— Например, «Скачки на равнине Дарконской», — криво улыбнулась женщина. — Меня зовут Уида. Этот зануда — действительно ваш слуга?
— Похоже на то, — сказал Эмери.
— Сочувствую... Он целый день меня донимает. Как познакомились на торгах, так и не отлипает. Все свое мнение высказывает. Как будто его кто-то об этом просит.
— Так ведь я прав оказался. Лошадь твоя — такая же дура, как и ты, — горячо сказал Кустер. — Вон, сбросила тебя.
— Может, я наездница никудышная, — возразила Уида.
— Ну уж нет! — завопил Кустер. — Посадка у тебя хорошая, и управлять ты умеешь.
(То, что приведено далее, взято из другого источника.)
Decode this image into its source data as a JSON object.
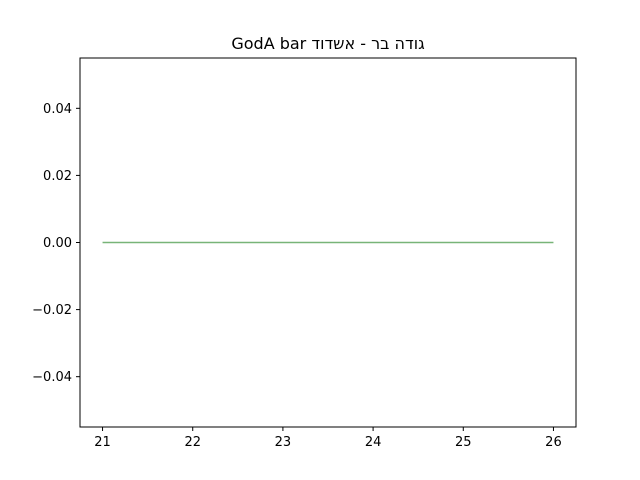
{
  "chart_data": {
    "type": "line",
    "title": "GodA bar גודה בר - אשדוד",
    "xlabel": "",
    "ylabel": "",
    "x": [
      21,
      22,
      23,
      24,
      25,
      26
    ],
    "series": [
      {
        "values": [
          0,
          0,
          0,
          0,
          0,
          0
        ],
        "color": "#78b478"
      }
    ],
    "xlim": [
      20.75,
      26.25
    ],
    "ylim": [
      -0.055,
      0.055
    ],
    "xticks": [
      21,
      22,
      23,
      24,
      25,
      26
    ],
    "xtick_labels": [
      "21",
      "22",
      "23",
      "24",
      "25",
      "26"
    ],
    "yticks": [
      -0.04,
      -0.02,
      0.0,
      0.02,
      0.04
    ],
    "ytick_labels": [
      "−0.04",
      "−0.02",
      "0.00",
      "0.02",
      "0.04"
    ],
    "grid": false,
    "legend": false
  }
}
Лошадь подкачала. Надо было ту буланую брать, как я говорил. Упрямая она, господин мой, — тут Кустер воззвал к Эмери, — ни за что не хочет слушать, а ведь ей дело говорят.
Раздалось тонкое ржание. Из темноты выступил один из судей — привел лошадь Уиды.
— Победитель хочет разделить с тобой приз, — проговорил судья. — Он считает, что твое падение было случайностью.
— В соревнованиях многое решается случайностями, — отозвалась Уида. — Впрочем, я возьму немного денег.
Судья усмехнулся.
— Он и прислал тебе немного денег.
К ногам Уиды упал мешочек, звякнули монеты.
Наклонившись к женщине, судья добавил:
— Скажи, ты — не та ли Уида, которую хотели повесить за конокрадство три года назад?
— А если и та, то меня же не повесили, — огрызнулась женщина, подбирая мешочек.
— Да ладно тебе, я просто так спросил...
И он ушел, бросив поводья. Лошадь как ни в чем не бывало приблизилась к своей хозяйке, ткнулась ей в ладони мордой. Уида погладила ее по челке.
— Глупая ты. В самом деле, куриная голова.
Кустер уставился на Уиду с неприкрытой влюбленностью.
— Так ты еще и конокрад! — прошептал он благоговейно.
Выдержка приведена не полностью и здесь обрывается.